Dabei hat die Ampel durchaus geliefert. Das Wachstumsförderungsgesetz bescherte neuerliche Steuersenkungen, mit den Klimaschutzverträgen wurde ein neues Förderprogramm für die Industrie aufgelegt. Massive Subventionen von Neuansiedlungen wurden im Klima- und Transformationsfonds festgeschrieben. Und auf EU-Ebene sind die deutschen Regierungsvertreter häufig dabei, wenn es um die Abschwächung geplanter Umweltvorgaben für Unternehmen geht.

Ganz offensichtlich fruchten die Äußerungen von BDI, BDA & Co. Geschimpft wird weiter – weil man mehr wünscht und die traditionell CDU/CSU-nahen Verbände auf einen Regierungswechsel im kommenden Jahr setzen. Mit Friedrich Merz geht nun auch der passende Kanzlerkandidat ins Rennen. Er greift die Schwarzmalerei gerne auf und kündigte diese Woche an, im Wahlkampf der Wirtschaftspolitik eine zentrale Bedeutung geben zu wollen, da die Lage in Deutschland »prekär« sei. Generell müssten die Rahmenbedingungen am Standort Deutschland besser werden, damit »die Wirtschaft insgesamt wieder auf die Beine kommt«. Da Merz selbst ein Kind der 90er-Debatte ist, dürfte dies auch echten Sozialabbau etwa beim Bürgergeld umfassen, nicht nur fiskalisch bedingte punktuelle Kürzungen wie bei der Ampel. Das wäre auch ein Unterschied zur Ära Angela Merkel.

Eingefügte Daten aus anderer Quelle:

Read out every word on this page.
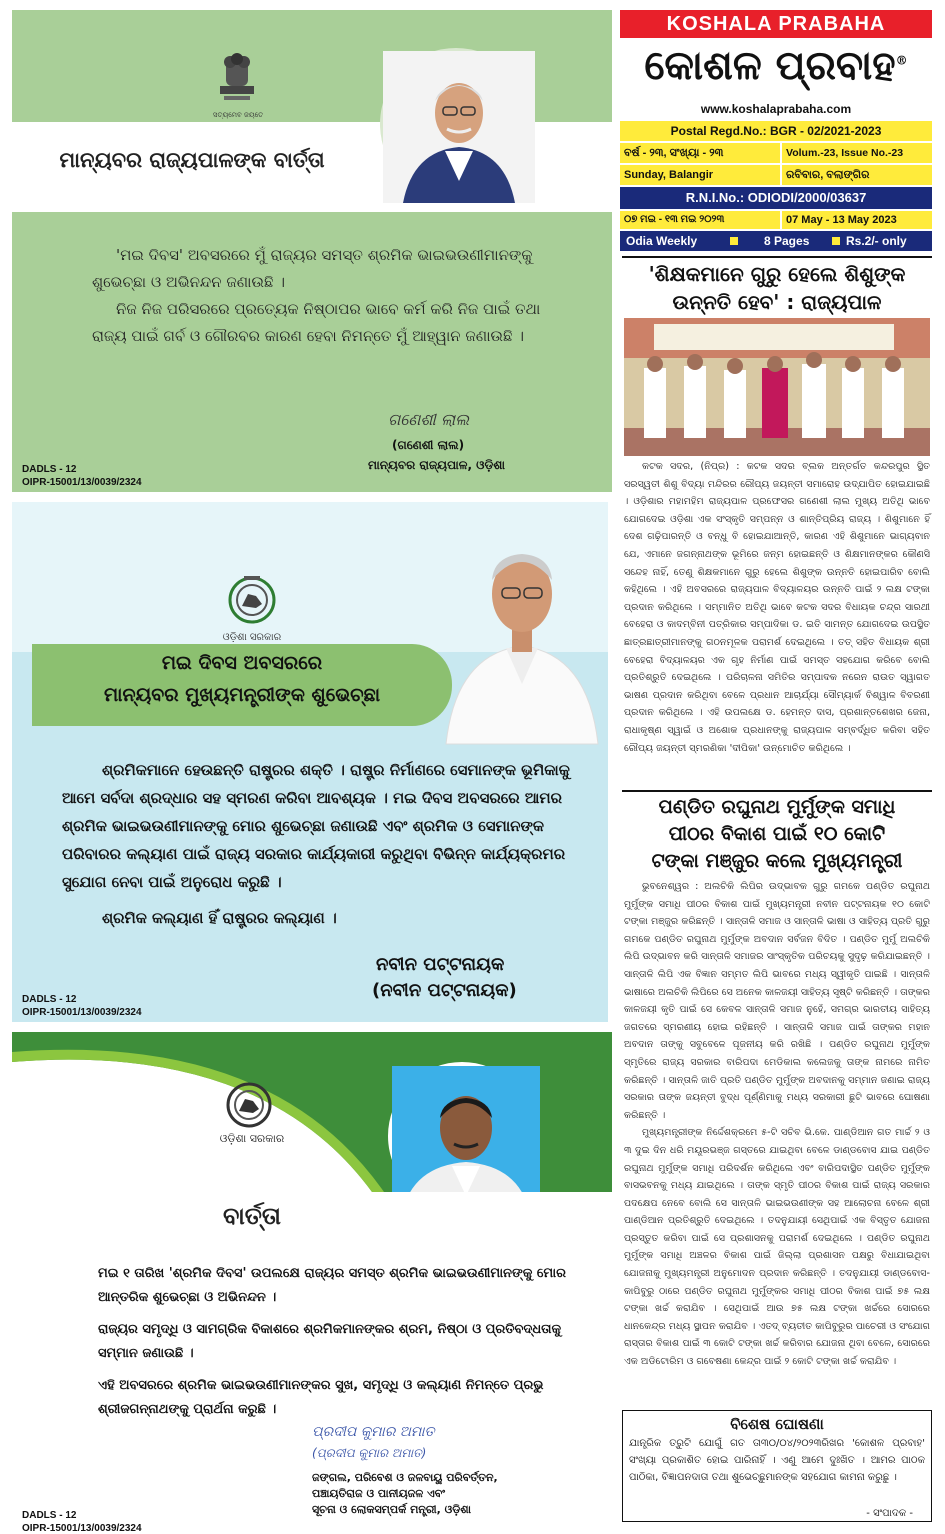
ସତ୍ୟମେବ ଜୟତେ
ମାନ୍ୟବର ରାଜ୍ୟପାଳଙ୍କ ବାର୍ତ୍ତା

'ମଇ ଦିବସ' ଅବସରରେ ମୁଁ ରାଜ୍ୟର ସମସ୍ତ ଶ୍ରମିକ ଭାଇଭଉଣୀମାନଙ୍କୁ ଶୁଭେଚ୍ଛା ଓ ଅଭିନନ୍ଦନ ଜଣାଉଛି ।

ନିଜ ନିଜ ପରିସରରେ ପ୍ରତ୍ୟେକ ନିଷ୍ଠାପର ଭାବେ କର୍ମ କରି ନିଜ ପାଇଁ ତଥା ରାଜ୍ୟ ପାଇଁ ଗର୍ବ ଓ ଗୌରବର କାରଣ ହେବା ନିମନ୍ତେ ମୁଁ ଆହ୍ୱାନ ଜଣାଉଛି ।

ଗଣେଶୀ ଲାଲ
(ଗଣେଶୀ ଲାଲ)
ମାନ୍ୟବର ରାଜ୍ୟପାଳ, ଓଡ଼ିଶା
DADLS - 12
OIPR-15001/13/0039/2324
ଓଡ଼ିଶା ସରକାର
ମଇ ଦିବସ ଅବସରରେ
ମାନ୍ୟବର ମୁଖ୍ୟମନ୍ତ୍ରୀଙ୍କ ଶୁଭେଚ୍ଛା

ଶ୍ରମିକମାନେ ହେଉଛନ୍ତି ରାଷ୍ଟ୍ରର ଶକ୍ତି । ରାଷ୍ଟ୍ର ନିର୍ମାଣରେ ସେମାନଙ୍କ ଭୂମିକାକୁ ଆମେ ସର୍ବଦା ଶ୍ରଦ୍ଧାର ସହ ସ୍ମରଣ କରିବା ଆବଶ୍ୟକ । ମଇ ଦିବସ ଅବସରରେ ଆମର ଶ୍ରମିକ ଭାଇଭଉଣୀମାନଙ୍କୁ ମୋର ଶୁଭେଚ୍ଛା ଜଣାଉଛି ଏବଂ ଶ୍ରମିକ ଓ ସେମାନଙ୍କ ପରିବାରର କଲ୍ୟାଣ ପାଇଁ ରାଜ୍ୟ ସରକାର କାର୍ଯ୍ୟକାରୀ କରୁଥିବା ବିଭିନ୍ନ କାର୍ଯ୍ୟକ୍ରମର ସୁଯୋଗ ନେବା ପାଇଁ ଅନୁରୋଧ କରୁଛି ।

ଶ୍ରମିକ କଲ୍ୟାଣ ହିଁ ରାଷ୍ଟ୍ରର କଲ୍ୟାଣ ।

ନବୀନ ପଟ୍ଟନାୟକ
(ନବୀନ ପଟ୍ଟନାୟକ)
DADLS - 12
OIPR-15001/13/0039/2324
ଓଡ଼ିଶା ସରକାର
ବାର୍ତ୍ତା

ମଇ ୧ ତାରିଖ 'ଶ୍ରମିକ ଦିବସ' ଉପଲକ୍ଷେ ରାଜ୍ୟର ସମସ୍ତ ଶ୍ରମିକ ଭାଇଭଉଣୀମାନଙ୍କୁ ମୋର ଆନ୍ତରିକ ଶୁଭେଚ୍ଛା ଓ ଅଭିନନ୍ଦନ ।

ରାଜ୍ୟର ସମୃଦ୍ଧି ଓ ସାମଗ୍ରିକ ବିକାଶରେ ଶ୍ରମିକମାନଙ୍କର ଶ୍ରମ, ନିଷ୍ଠା ଓ ପ୍ରତିବଦ୍ଧତାକୁ ସମ୍ମାନ ଜଣାଉଛି ।

ଏହି ଅବସରରେ ଶ୍ରମିକ ଭାଇଭଉଣୀମାନଙ୍କର ସୁଖ, ସମୃଦ୍ଧି ଓ କଲ୍ୟାଣ ନିମନ୍ତେ ପ୍ରଭୁ ଶ୍ରୀଜଗନ୍ନାଥଙ୍କୁ ପ୍ରାର୍ଥନା କରୁଛି ।

ପ୍ରଦୀପ କୁମାର ଅମାତ
(ପ୍ରଦୀପ କୁମାର ଅମାତ)
ଜଙ୍ଗଲ, ପରିବେଶ ଓ ଜଳବାୟୁ ପରିବର୍ତ୍ତନ,
ପଞ୍ଚାୟତିରାଜ ଓ ପାନୀୟଜଳ ଏବଂ
ସୂଚନା ଓ ଲୋକସମ୍ପର୍କ ମନ୍ତ୍ରୀ, ଓଡ଼ିଶା
DADLS - 12
OIPR-15001/13/0039/2324
KOSHALA PRABAHA
କୋଶଳ ପ୍ରବାହ®
www.koshalaprabaha.com
Postal Regd.No.: BGR - 02/2021-2023
ବର୍ଷ - ୨୩, ସଂଖ୍ୟା - ୨୩	Volum.-23, Issue No.-23
Sunday, Balangir	ରବିବାର, ବଲାଙ୍ଗିର
R.N.I.No.: ODIODI/2000/03637
୦୭ ମଇ - ୧୩ ମଇ ୨୦୨୩	07 May - 13 May 2023
Odia Weekly	8 Pages	Rs.2/- only
'ଶିକ୍ଷକମାନେ ଗୁରୁ ହେଲେ ଶିଶୁଙ୍କ
ଉନ୍ନତି ହେବ' : ରାଜ୍ୟପାଳ

କଟକ ସଦର, (ନିପ୍ର) : କଟକ ସଦର ବ୍ଲକ ଅନ୍ତର୍ଗତ କନ୍ଦରପୁର ସ୍ଥିତ ସରସ୍ୱତୀ ଶିଶୁ ବିଦ୍ୟା ମନ୍ଦିରର ରୌପ୍ୟ ଜୟନ୍ତୀ ସମାରୋହ ଉଦ୍‌ଯାପିତ ହୋଇଯାଇଛି । ଓଡ଼ିଶାର ମହାମହିମ ରାଜ୍ୟପାଳ ପ୍ରଫେସର ଗଣେଶୀ ଲାଲ ମୁଖ୍ୟ ଅତିଥି ଭାବେ ଯୋଗଦେଇ ଓଡ଼ିଶା ଏକ ସଂସ୍କୃତି ସମ୍ପନ୍ନ ଓ ଶାନ୍ତିପ୍ରିୟ ରାଜ୍ୟ । ଶିଶୁମାନେ ହିଁ ଦେଶ ଗଢ଼ିପାରନ୍ତି ଓ ବନ୍ଧୁ ବି ହୋଇଯାଆନ୍ତି, କାରଣ ଏହି ଶିଶୁମାନେ ଭାଗ୍ୟବାନ ଯେ, ଏମାନେ ଜଗନ୍ନାଥଙ୍କ ଭୂମିରେ ଜନ୍ମ ହୋଇଛନ୍ତି ଓ ଶିକ୍ଷମାନଙ୍କର କୌଣସି ସନ୍ଦେହ ନାହିଁ, ତେଣୁ ଶିକ୍ଷକମାନେ ଗୁରୁ ହେଲେ ଶିଶୁଙ୍କ ଉନ୍ନତି ହୋଇପାରିବ ବୋଲି କହିଥିଲେ । ଏହି ଅବସରରେ ରାଜ୍ୟପାଳ ବିଦ୍ୟାଳୟର ଉନ୍ନତି ପାଇଁ ୨ ଲକ୍ଷ ଟଙ୍କା ପ୍ରଦାନ କରିଥିଲେ । ସମ୍ମାନିତ ଅତିଥି ଭାବେ କଟକ ସଦର ବିଧାୟକ ଚନ୍ଦ୍ର ସାରଥୀ ବେହେରା ଓ କାଦମ୍ବିନୀ ପତ୍ରିକାର ସମ୍ପାଦିକା ଡ. ଇତି ସାମନ୍ତ ଯୋଗଦେଇ ଉପସ୍ଥିତ ଛାତ୍ରଛାତ୍ରୀମାନଙ୍କୁ ଗଠନମୂଳକ ପରାମର୍ଶ ଦେଇଥିଲେ । ତତ୍ ସହିତ ବିଧାୟକ ଶ୍ରୀ ବେହେରା ବିଦ୍ୟାଳୟର ଏକ ଗୃହ ନିର୍ମାଣ ପାଇଁ ସମସ୍ତ ସହଯୋଗ କରିବେ ବୋଲି ପ୍ରତିଶ୍ରୁତି ଦେଇଥିଲେ । ପରିଚାଳନା ସମିତିର ସମ୍ପାଦକ ନରେନ ରାଉତ ସ୍ୱାଗତ ଭାଷଣ ପ୍ରଦାନ କରିଥିବା ବେଳେ ପ୍ରଧାନ ଆଚାର୍ଯ୍ୟା ସୌମ୍ୟାର୍କ ବିଶ୍ୱାଳ ବିବରଣୀ ପ୍ରଦାନ କରିଥିଲେ । ଏହି ଉପଲକ୍ଷେ ଡ. ହେମନ୍ତ ଦାସ, ପ୍ରଶାନ୍ତଶେଖର ଜେନା, ରାଧାକୃଷ୍ଣ ସ୍ୱାଇଁ ଓ ଅଶୋକ ପ୍ରଧାନଙ୍କୁ ରାଜ୍ୟପାଳ ସମ୍ବର୍ଦ୍ଧିତ କରିବା ସହିତ ରୌପ୍ୟ ଜୟନ୍ତୀ ସ୍ମରଣିକା 'ଦୀପିକା' ଉନ୍ମୋଚିତ କରିଥିଲେ ।

ପଣ୍ଡିତ ରଘୁନାଥ ମୁର୍ମୁଙ୍କ ସମାଧି
ପୀଠର ବିକାଶ ପାଇଁ ୧୦ କୋଟି
ଟଙ୍କା ମଞ୍ଜୁର କଲେ ମୁଖ୍ୟମନ୍ତ୍ରୀ

ଭୁବନେଶ୍ୱର : ଅଲଚିକି ଲିପିର ଉଦ୍ଭାବକ ଗୁରୁ ଗମକେ ପଣ୍ଡିତ ରଘୁନାଥ ମୁର୍ମୁଙ୍କ ସମାଧି ପୀଠର ବିକାଶ ପାଇଁ ମୁଖ୍ୟମନ୍ତ୍ରୀ ନବୀନ ପଟ୍ଟନାୟକ ୧୦ କୋଟି ଟଙ୍କା ମଞ୍ଜୁର କରିଛନ୍ତି । ସାନ୍ତାଳି ସମାଜ ଓ ସାନ୍ତାଳି ଭାଷା ଓ ସାହିତ୍ୟ ପ୍ରତି ଗୁରୁ ଗମକେ ପଣ୍ଡିତ ରଘୁନାଥ ମୁର୍ମୁଙ୍କ ଅବଦାନ ସର୍ବଜନ ବିଦିତ । ପଣ୍ଡିତ ମୁର୍ମୁ ଅଲଚିକି ଲିପି ଉଦ୍ଭାବନ କରି ସାନ୍ତାଳି ସମାଜର ସାଂସ୍କୃତିକ ପରିଚୟକୁ ସୁଦୃଢ଼ କରିଯାଇଛନ୍ତି । ସାନ୍ତାଳି ଲିପି ଏକ ବିଜ୍ଞାନ ସମ୍ମତ ଲିପି ଭାବରେ ମଧ୍ୟ ସ୍ୱୀକୃତି ପାଇଛି । ସାନ୍ତାଳି ଭାଷାରେ ଅଲଚିକି ଲିପିରେ ସେ ଅନେକ କାଳଜୟୀ ସାହିତ୍ୟ ସୃଷ୍ଟି କରିଛନ୍ତି । ତାଙ୍କର କାଳଜୟୀ କୃତି ପାଇଁ ସେ କେବଳ ସାନ୍ତାଳି ସମାଜ ନୁହେଁ, ସମଗ୍ର ଭାରତୀୟ ସାହିତ୍ୟ ଜଗତରେ ସ୍ମରଣୀୟ ହୋଇ ରହିଛନ୍ତି । ସାନ୍ତାଳି ସମାଜ ପାଇଁ ତାଙ୍କର ମହାନ ଅବଦାନ ତାଙ୍କୁ ସବୁବେଳେ ପୂଜନୀୟ କରି ରଖିଛି । ପଣ୍ଡିତ ରଘୁନାଥ ମୁର୍ମୁଙ୍କ ସ୍ମୃତିରେ ରାଜ୍ୟ ସରକାର ବାରିପଦା ମେଡିକାଲ କଲେଜକୁ ତାଙ୍କ ନାମରେ ନାମିତ କରିଛନ୍ତି । ସାନ୍ତାଳି ଜାତି ପ୍ରତି ପଣ୍ଡିତ ମୁର୍ମୁଙ୍କ ଅବଦାନକୁ ସମ୍ମାନ ଜଣାଇ ରାଜ୍ୟ ସରକାର ତାଙ୍କ ଜୟନ୍ତୀ ବୁଦ୍ଧ ପୂର୍ଣ୍ଣିମାକୁ ମଧ୍ୟ ସରକାରୀ ଛୁଟି ଭାବରେ ଘୋଷଣା କରିଛନ୍ତି ।

ମୁଖ୍ୟମନ୍ତ୍ରୀଙ୍କ ନିର୍ଦ୍ଦେଶକ୍ରମେ ୫-ଟି ସଚିବ ଭି.କେ. ପାଣ୍ଡିଆନ ଗତ ମାର୍ଚ୍ଚ ୨ ଓ ୩ ଦୁଇ ଦିନ ଧରି ମୟୂରଭଞ୍ଜ ଗସ୍ତରେ ଯାଇଥିବା ବେଳେ ଡାଣ୍ଡବୋସ ଯାଇ ପଣ୍ଡିତ ରଘୁନାଥ ମୁର୍ମୁଙ୍କ ସମାଧି ପରିଦର୍ଶନ କରିଥିଲେ ଏବଂ ବାରିପଦାସ୍ଥିତ ପଣ୍ଡିତ ମୁର୍ମୁଙ୍କ ବାସଭବନକୁ ମଧ୍ୟ ଯାଇଥିଲେ । ତାଙ୍କ ସ୍ମୃତି ପୀଠର ବିକାଶ ପାଇଁ ରାଜ୍ୟ ସରକାର ପଦକ୍ଷେପ ନେବେ ବୋଲି ସେ ସାନ୍ତାଳି ଭାଇଭଉଣୀଙ୍କ ସହ ଆଲୋଚନା ବେଳେ ଶ୍ରୀ ପାଣ୍ଡିଆନ ପ୍ରତିଶ୍ରୁତି ଦେଇଥିଲେ । ତଦନୁଯାୟୀ ସେଥିପାଇଁ ଏକ ବିସ୍ତୃତ ଯୋଜନା ପ୍ରସ୍ତୁତ କରିବା ପାଇଁ ସେ ପ୍ରଶାସନକୁ ପରାମର୍ଶ ଦେଇଥିଲେ । ପଣ୍ଡିତ ରଘୁନାଥ ମୁର୍ମୁଙ୍କ ସମାଧି ଅଞ୍ଚଳର ବିକାଶ ପାଇଁ ଜିଲ୍ଲା ପ୍ରଶାସନ ପକ୍ଷରୁ ବିଧାଯାଇଥିବା ଯୋଜନାକୁ ମୁଖ୍ୟମନ୍ତ୍ରୀ ଅନୁମୋଦନ ପ୍ରଦାନ କରିଛନ୍ତି । ତଦନୁଯାୟୀ ଡାଣ୍ଡବୋସ-କାପିବୁରୁ ଠାରେ ପଣ୍ଡିତ ରଘୁନାଥ ମୁର୍ମୁଙ୍କର ସମାଧି ପୀଠର ବିକାଶ ପାଇଁ ୭୫ ଲକ୍ଷ ଟଙ୍କା ଖର୍ଚ୍ଚ କରାଯିବ । ସେଥିପାଇଁ ଆଉ ୭୫ ଲକ୍ଷ ଟଙ୍କା ଖର୍ଚ୍ଚରେ ସୋରରେ ଧାନକେନ୍ଦ୍ର ମଧ୍ୟ ସ୍ଥାପନ କରାଯିବ । ଏତଦ୍‌ ବ୍ୟତୀତ କାପିବୁରୁର ପାଚେରୀ ଓ ସଂଯୋଗ ରାସ୍ତାର ବିକାଶ ପାଇଁ ୩ କୋଟି ଟଙ୍କା ଖର୍ଚ୍ଚ କରିବାର ଯୋଜନା ଥିବା ବେଳେ, ସୋରରେ ଏକ ଅଡିଟୋରିମ ଓ ଗବେଷଣା କେନ୍ଦ୍ର ପାଇଁ ୨ କୋଟି ଟଙ୍କା ଖର୍ଚ୍ଚ କରାଯିବ ।

ବିଶେଷ ଘୋଷଣା
ଯାନ୍ତ୍ରିକ ତ୍ରୁଟି ଯୋଗୁଁ ଗତ ତା୩୦/୦୪/୨୦୨୩ରିଖର 'କୋଶଳ ପ୍ରବାହ' ସଂଖ୍ୟା ପ୍ରକାଶିତ ହୋଇ ପାରିନାହିଁ । ଏଣୁ ଆମେ ଦୁଃଖିତ । ଆମର ପାଠକ ପାଠିକା, ବିଜ୍ଞାପନଦାତା ତଥା ଶୁଭେଚ୍ଛୁମାନଙ୍କ ସହଯୋଗ କାମନା କରୁଛୁ ।
- ସଂପାଦକ -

Die Interessen der einzelnen Konzerne und Branchen sind indes durchaus konträr wie in der Frage des Tempos der Energiewende. Der designierte nächste Kanzler unterstützt dabei die Agenda der konservativen Unternehmerfraktion. Er will auch umweltschädliche Subventionen beibehalten und alle gleichmäßig bedienen, selbst die fossilen Industrien.

Dabei macht sich selbst der BDI in einem neuen Positionspapier dafür stark, der Klimaneutralität »höchste Priorität« zu geben und die Transformation der Industrie entsprechend zu unterstützen. Strukturwandel oder »kreative Zerstörung«, wie es der Joseph Schumpeter einst ausdrückte, ist nunmal Kernbestandteil des Kapitalismus. Bereits in den 1970ern wanderten Industriezweige wie Textilien und Bekleidung oder einfache Unterhaltungselektronik zu großen Teilen ab, dafür boomten andere Sektoren und auch Dienstleistungen. Die Computerisierung ab 1990ern brachte weitere Brüche mit sich.

Die Neuauflage der Standortdebatte nutzt alten Industrien und könnte die Innovationskultur behindern, was tatsächlich in Zukunft zu einem Wettbewerbsproblem werden könnte. Dass die falsche Diagnose dennoch von zahlreichen Parteien und Medien gerne aufgegriffen wird, ist ebenfalls Ergebnis der Standortdebatte um die Jahrtausendwende zurückzuführen. Diese brachte eine folgenreiche Begriffsverschiebung im öffentlichen Diskurs mit sich: Wirtschaft wird seither mit Unternehmen gleichgesetzt. Die anderen Akteure der Volkswirtschaft – Beschäftigte, Verbraucher, Staat – sind bestenfalls Anhängsel. Und wenn über Wirtschaftspolitik gesprochen wird, fallen soziale Belange, Umwelt- und Gesundheitskosten der Produktion hinten runter. Kein Wunder, dass in Umfragen der CDU/CSU regelmäßig die meiste wirtschaftspolitische Kompetenz zugewiesen wird.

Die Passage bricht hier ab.